The NCAA on Tuesday approved a stiffer penalty structure to help stamp out excessive violations in major programs. The changes are designed to speed up the infractions-adjudication process, make penalties more consistent with violations, and hold coaches more accountable for problems.
But some observers worry that the new structure could open the door for wealthier programs to squirm out of the toughest sanctions.
Dennis Dodd, senior college-football columnist at CBSSports.com, notes that the NCAA used the word “mitigating” twice in its news release announcing the changes, suggesting there’s room for violators to “plead down.”
By plead down, I mean that the schools with the most lawyers will be able to mitigate the best. Get used to a lot of Texas Southerns and Sacramento States getting the NCAA hammer.
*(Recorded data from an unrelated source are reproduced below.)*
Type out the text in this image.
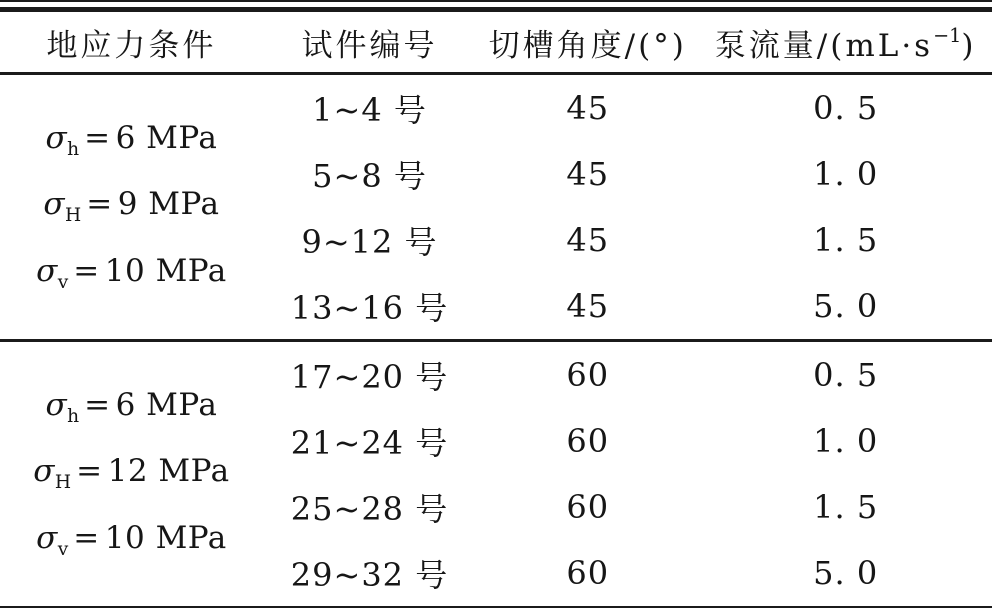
地应力条件	试件编号	切槽角度/(°)	泵流量$/(mL\cdot s^{-1})$

$\sigma_h = 6$ MPa
$\sigma_H = 9$ MPa
$\sigma_v = 10$ MPa	1~4 号	45	0. 5
	5~8 号	45	1. 0
	9~12 号	45	1. 5
	13~16 号	45	5. 0

$\sigma_h = 6$ MPa
$\sigma_H = 12$ MPa
$\sigma_v = 10$ MPa	17~20 号	60	0. 5
	21~24 号	60	1. 0
	25~28 号	60	1. 5
	29~32 号	60	5. 0
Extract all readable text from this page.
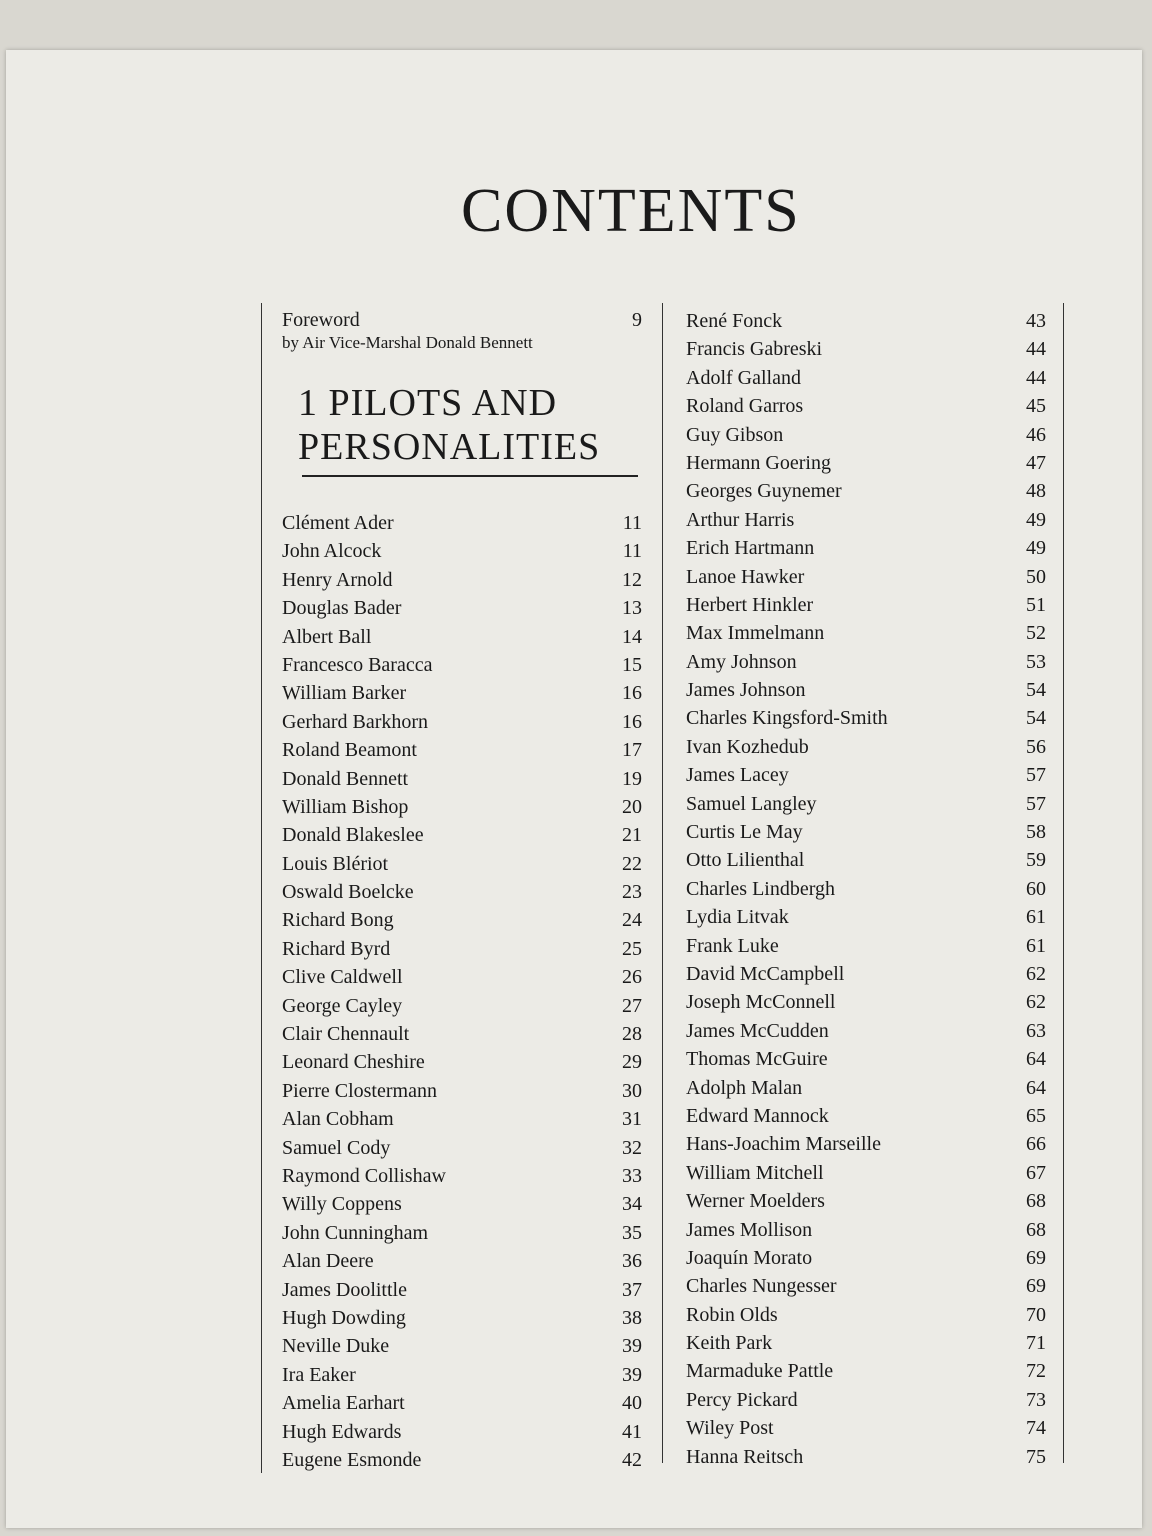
CONTENTS
Foreword	9
by Air Vice-Marshal Donald Bennett
1 PILOTS AND
PERSONALITIES
Clément Ader	11
John Alcock	11
Henry Arnold	12
Douglas Bader	13
Albert Ball	14
Francesco Baracca	15
William Barker	16
Gerhard Barkhorn	16
Roland Beamont	17
Donald Bennett	19
William Bishop	20
Donald Blakeslee	21
Louis Blériot	22
Oswald Boelcke	23
Richard Bong	24
Richard Byrd	25
Clive Caldwell	26
George Cayley	27
Clair Chennault	28
Leonard Cheshire	29
Pierre Clostermann	30
Alan Cobham	31
Samuel Cody	32
Raymond Collishaw	33
Willy Coppens	34
John Cunningham	35
Alan Deere	36
James Doolittle	37
Hugh Dowding	38
Neville Duke	39
Ira Eaker	39
Amelia Earhart	40
Hugh Edwards	41
Eugene Esmonde	42
René Fonck	43
Francis Gabreski	44
Adolf Galland	44
Roland Garros	45
Guy Gibson	46
Hermann Goering	47
Georges Guynemer	48
Arthur Harris	49
Erich Hartmann	49
Lanoe Hawker	50
Herbert Hinkler	51
Max Immelmann	52
Amy Johnson	53
James Johnson	54
Charles Kingsford-Smith	54
Ivan Kozhedub	56
James Lacey	57
Samuel Langley	57
Curtis Le May	58
Otto Lilienthal	59
Charles Lindbergh	60
Lydia Litvak	61
Frank Luke	61
David McCampbell	62
Joseph McConnell	62
James McCudden	63
Thomas McGuire	64
Adolph Malan	64
Edward Mannock	65
Hans-Joachim Marseille	66
William Mitchell	67
Werner Moelders	68
James Mollison	68
Joaquín Morato	69
Charles Nungesser	69
Robin Olds	70
Keith Park	71
Marmaduke Pattle	72
Percy Pickard	73
Wiley Post	74
Hanna Reitsch	75
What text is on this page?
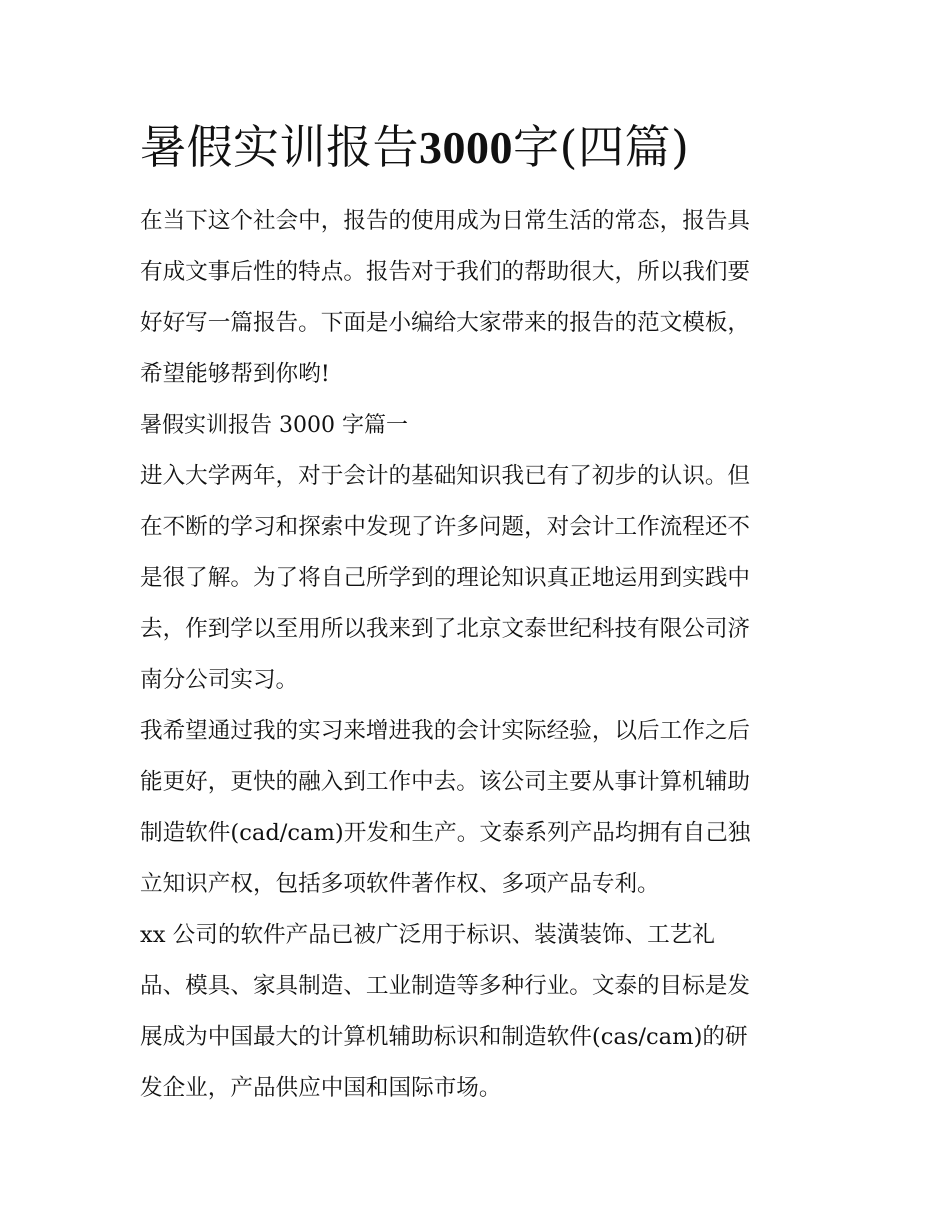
暑假实训报告3000字(四篇)

在当下这个社会中，报告的使用成为日常生活的常态，报告具

有成文事后性的特点。报告对于我们的帮助很大，所以我们要

好好写一篇报告。下面是小编给大家带来的报告的范文模板，

希望能够帮到你哟!

暑假实训报告 3000 字篇一

进入大学两年，对于会计的基础知识我已有了初步的认识。但

在不断的学习和探索中发现了许多问题，对会计工作流程还不

是很了解。为了将自己所学到的理论知识真正地运用到实践中

去，作到学以至用所以我来到了北京文泰世纪科技有限公司济

南分公司实习。

我希望通过我的实习来增进我的会计实际经验，以后工作之后

能更好，更快的融入到工作中去。该公司主要从事计算机辅助

制造软件(cad/cam)开发和生产。文泰系列产品均拥有自己独

立知识产权，包括多项软件著作权、多项产品专利。

xx 公司的软件产品已被广泛用于标识、装潢装饰、工艺礼

品、模具、家具制造、工业制造等多种行业。文泰的目标是发

展成为中国最大的计算机辅助标识和制造软件(cas/cam)的研

发企业，产品供应中国和国际市场。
Expect the next major program on the hot seat to worm its way into lessened penalties because of a six-figure tab paid to some law firm.
Even if the biggest programs can’t buy their way to lesser penalties, some athletic departments could use the new structure to help justify a run-up in staff. Programs like the University of Southern California, which faced major NCAA sanctions two years ago, have already beefed up their compliance staffs and have the budget to add more. Obviously not everyone can afford that luxury.
The changes give the NCAA’s Division I Committee on Infractions more muscle, potentially expanding the group to 24 members from its current 10, and allowing it to hand down a tougher set of penalties.
But whether the committee will do so is another question. One expected change: The committee’s composition could become far more diverse in future years, as current and former presidents, coaches, and athletic directors will now be encouraged to serve alongside lawyers and compliance specialists.
While some of those people may be willing to issue the harshest penalties, others are likely to temper the mood.